Exploring drug repurposing for SGK1 inhibition: FDA-approved drugs and structural insights for new therapeutic strategies

Serum and glucocorticoid-regulated kinase 1 (SGK1) is a serine/threonine kinase that plays a crucial role in various cellular functions, including cell growth, regulation of ion channels, and immune response. The aberrant expression of SGK1 is linked to numerous diseases, such as cancer, cardiovascular diseases, and neurological disorders, which makes it a potential target for drug development. Nevertheless, the development of effective SGK1-targeted therapies has been a major challenge due to drug resistance and off-target side effects. In the present study, we employed a structure-based approach for drug repurposing to identify potential SGK1 inhibitors among 3648 FDA-approved drugs obtained from DrugBank. Using molecular docking, virtual screening, and 500 ns molecular dynamics (MD) simulations, we explored the potential of these drugs as SGK1 modulators. The results led to the identification of two high-confidence lead candidates, Venetoclax and Lanreotide, that were predicted to bind optimally while remaining stably docked within the SGK1 active site.
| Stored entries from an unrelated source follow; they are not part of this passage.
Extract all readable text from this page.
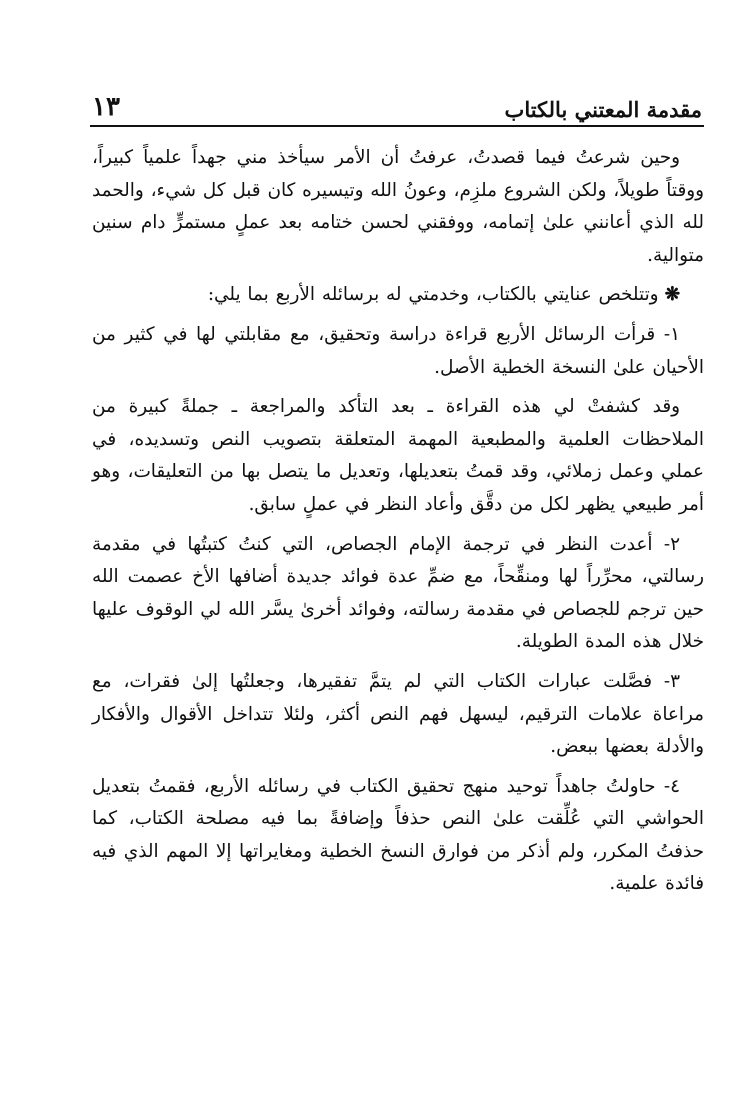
مقدمة المعتني بالكتاب
١٣

وحين شرعتُ فيما قصدتُ، عرفتُ أن الأمر سيأخذ مني جهداً علمياً كبيراً، ووقتاً طويلاً، ولكن الشروع ملزِم، وعونُ الله وتيسيره كان قبل كل شيء، والحمد لله الذي أعانني علىٰ إتمامه، ووفقني لحسن ختامه بعد عملٍ مستمرٍّ دام سنين متوالية.

❋وتتلخص عنايتي بالكتاب، وخدمتي له برسائله الأربع بما يلي:

١- قرأت الرسائل الأربع قراءة دراسة وتحقيق، مع مقابلتي لها في كثير من الأحيان علىٰ النسخة الخطية الأصل.

وقد كشفتْ لي هذه القراءة ـ بعد التأكد والمراجعة ـ جملةً كبيرة من الملاحظات العلمية والمطبعية المهمة المتعلقة بتصويب النص وتسديده، في عملي وعمل زملائي، وقد قمتُ بتعديلها، وتعديل ما يتصل بها من التعليقات، وهو أمر طبيعي يظهر لكل من دقَّق وأعاد النظر في عملٍ سابق.

٢- أعدت النظر في ترجمة الإمام الجصاص، التي كنتُ كتبتُها في مقدمة رسالتي، محرِّراً لها ومنقِّحاً، مع ضمِّ عدة فوائد جديدة أضافها الأخ عصمت الله حين ترجم للجصاص في مقدمة رسالته، وفوائد أخرىٰ يسَّر الله لي الوقوف عليها خلال هذه المدة الطويلة.

٣- فصَّلت عبارات الكتاب التي لم يتمَّ تفقيرها، وجعلتُها إلىٰ فقرات، مع مراعاة علامات الترقيم، ليسهل فهم النص أكثر، ولئلا تتداخل الأقوال والأفكار والأدلة بعضها ببعض.

٤- حاولتُ جاهداً توحيد منهج تحقيق الكتاب في رسائله الأربع، فقمتُ بتعديل الحواشي التي عُلِّقت علىٰ النص حذفاً وإضافةً بما فيه مصلحة الكتاب، كما حذفتُ المكرر، ولم أذكر من فوارق النسخ الخطية ومغايراتها إلا المهم الذي فيه فائدة علمية.
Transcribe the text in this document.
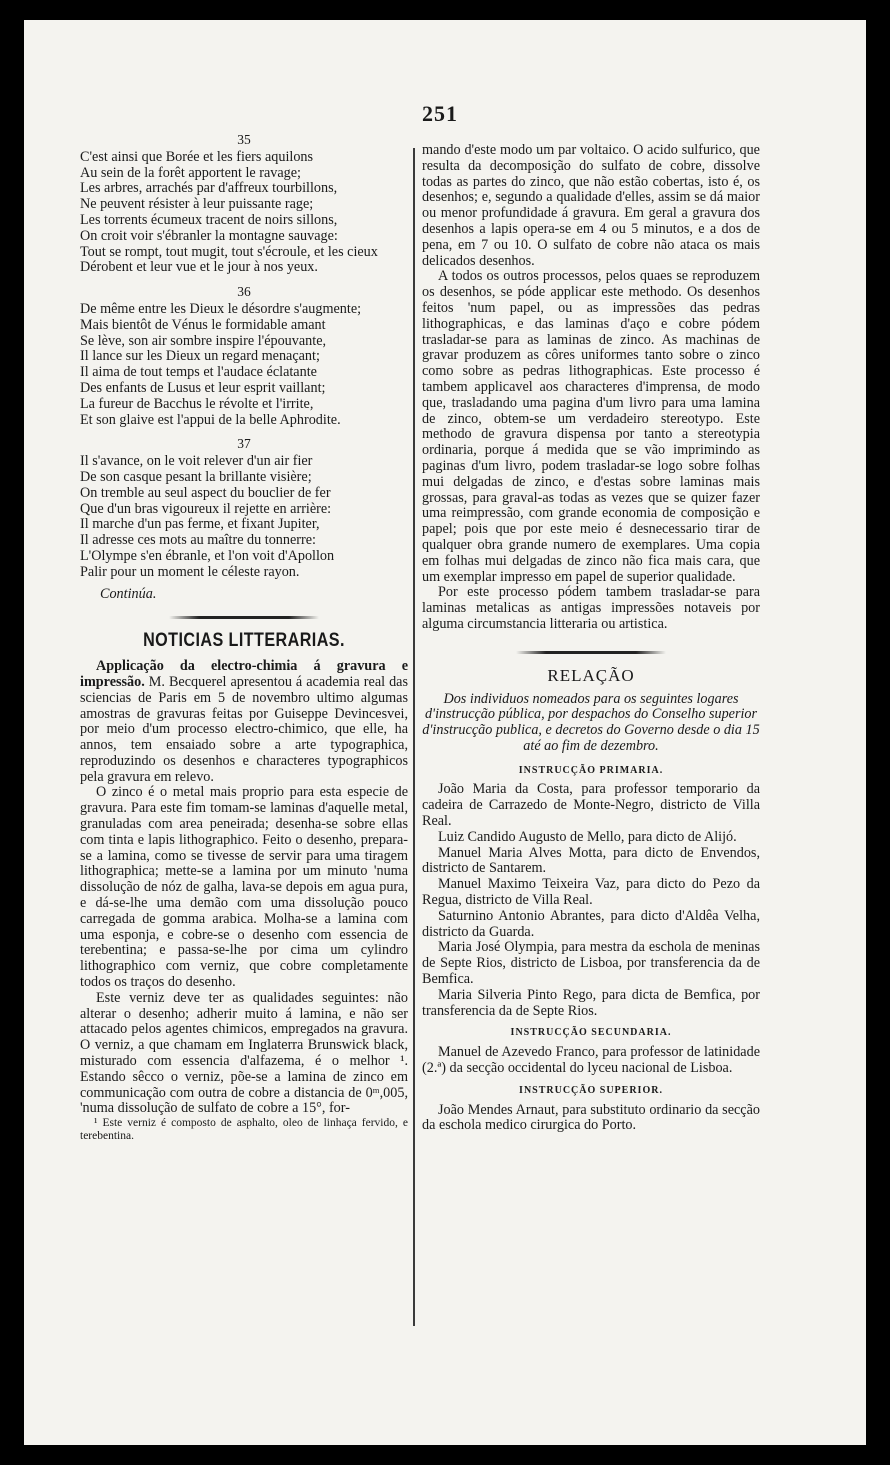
251
35
C'est ainsi que Borée et les fiers aquilons
Au sein de la forêt apportent le ravage;
Les arbres, arrachés par d'affreux tourbillons,
Ne peuvent résister à leur puissante rage;
Les torrents écumeux tracent de noirs sillons,
On croit voir s'ébranler la montagne sauvage:
Tout se rompt, tout mugit, tout s'écroule, et les cieux
Dérobent et leur vue et le jour à nos yeux.
36
De même entre les Dieux le désordre s'augmente;
Mais bientôt de Vénus le formidable amant
Se lève, son air sombre inspire l'épouvante,
Il lance sur les Dieux un regard menaçant;
Il aima de tout temps et l'audace éclatante
Des enfants de Lusus et leur esprit vaillant;
La fureur de Bacchus le révolte et l'irrite,
Et son glaive est l'appui de la belle Aphrodite.
37
Il s'avance, on le voit relever d'un air fier
De son casque pesant la brillante visière;
On tremble au seul aspect du bouclier de fer
Que d'un bras vigoureux il rejette en arrière:
Il marche d'un pas ferme, et fixant Jupiter,
Il adresse ces mots au maître du tonnerre:
L'Olympe s'en ébranle, et l'on voit d'Apollon
Palir pour un moment le céleste rayon.
Continúa.
NOTICIAS LITTERARIAS.

Applicação da electro-chimia á gravura e impressão. M. Becquerel apresentou á academia real das sciencias de Paris em 5 de novembro ultimo algumas amostras de gravuras feitas por Guiseppe Devincesvei, por meio d'um processo electro-chimico, que elle, ha annos, tem ensaiado sobre a arte typographica, reproduzindo os desenhos e characteres typographicos pela gravura em relevo.

O zinco é o metal mais proprio para esta especie de gravura. Para este fim tomam-se laminas d'aquelle metal, granuladas com area peneirada; desenha-se sobre ellas com tinta e lapis lithographico. Feito o desenho, prepara-se a lamina, como se tivesse de servir para uma tiragem lithographica; mette-se a lamina por um minuto 'numa dissolução de nóz de galha, lava-se depois em agua pura, e dá-se-lhe uma demão com uma dissolução pouco carregada de gomma arabica. Molha-se a lamina com uma esponja, e cobre-se o desenho com essencia de terebentina; e passa-se-lhe por cima um cylindro lithographico com verniz, que cobre completamente todos os traços do desenho.

Este verniz deve ter as qualidades seguintes: não alterar o desenho; adherir muito á lamina, e não ser attacado pelos agentes chimicos, empregados na gravura. O verniz, a que chamam em Inglaterra Brunswick black, misturado com essencia d'alfazema, é o melhor ¹. Estando sêcco o verniz, põe-se a lamina de zinco em communicação com outra de cobre a distancia de 0ᵐ,005, 'numa dissolução de sulfato de cobre a 15°, for-

¹ Este verniz é composto de asphalto, oleo de linhaça fervido, e terebentina.

mando d'este modo um par voltaico. O acido sulfurico, que resulta da decomposição do sulfato de cobre, dissolve todas as partes do zinco, que não estão cobertas, isto é, os desenhos; e, segundo a qualidade d'elles, assim se dá maior ou menor profundidade á gravura. Em geral a gravura dos desenhos a lapis opera-se em 4 ou 5 minutos, e a dos de pena, em 7 ou 10. O sulfato de cobre não ataca os mais delicados desenhos.

A todos os outros processos, pelos quaes se reproduzem os desenhos, se póde applicar este methodo. Os desenhos feitos 'num papel, ou as impressões das pedras lithographicas, e das laminas d'aço e cobre pódem trasladar-se para as laminas de zinco. As machinas de gravar produzem as côres uniformes tanto sobre o zinco como sobre as pedras lithographicas. Este processo é tambem applicavel aos characteres d'imprensa, de modo que, trasladando uma pagina d'um livro para uma lamina de zinco, obtem-se um verdadeiro stereotypo. Este methodo de gravura dispensa por tanto a stereotypia ordinaria, porque á medida que se vão imprimindo as paginas d'um livro, podem trasladar-se logo sobre folhas mui delgadas de zinco, e d'estas sobre laminas mais grossas, para graval-as todas as vezes que se quizer fazer uma reimpressão, com grande economia de composição e papel; pois que por este meio é desnecessario tirar de qualquer obra grande numero de exemplares. Uma copia em folhas mui delgadas de zinco não fica mais cara, que um exemplar impresso em papel de superior qualidade.

Por este processo pódem tambem trasladar-se para laminas metalicas as antigas impressões notaveis por alguma circumstancia litteraria ou artistica.

RELAÇÃO
Dos individuos nomeados para os seguintes logares d'instrucção pública, por despachos do Conselho superior d'instrucção publica, e decretos do Governo desde o dia 15 até ao fim de dezembro.
INSTRUCÇÃO PRIMARIA.

João Maria da Costa, para professor temporario da cadeira de Carrazedo de Monte-Negro, districto de Villa Real.

Luiz Candido Augusto de Mello, para dicto de Alijó.

Manuel Maria Alves Motta, para dicto de Envendos, districto de Santarem.

Manuel Maximo Teixeira Vaz, para dicto do Pezo da Regua, districto de Villa Real.

Saturnino Antonio Abrantes, para dicto d'Aldêa Velha, districto da Guarda.

Maria José Olympia, para mestra da eschola de meninas de Septe Rios, districto de Lisboa, por transferencia da de Bemfica.

Maria Silveria Pinto Rego, para dicta de Bemfica, por transferencia da de Septe Rios.

INSTRUCÇÃO SECUNDARIA.

Manuel de Azevedo Franco, para professor de latinidade (2.ª) da secção occidental do lyceu nacional de Lisboa.

INSTRUCÇÃO SUPERIOR.

João Mendes Arnaut, para substituto ordinario da secção da eschola medico cirurgica do Porto.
Representative binding patterns were observed between SGK1 and identified compounds (Venetoclax and Lanreotide), which have previously been tested in clinical settings, in comparison with reference inhibitors. The drug profiles demonstrate potential repurposed roles in conjunction with drug development associated with SGK1. In summary, this study demonstrates the value of structure-guided drug repurposing in discovering SGK1 inhibitors and highlights the translational potential of the obtained compounds, particularly Venetoclax and Lanreotide. These findings provide a foundation for future experimental validation and therapeutic development of novel strategies targeting SGK1 to treat multiple pathological processes.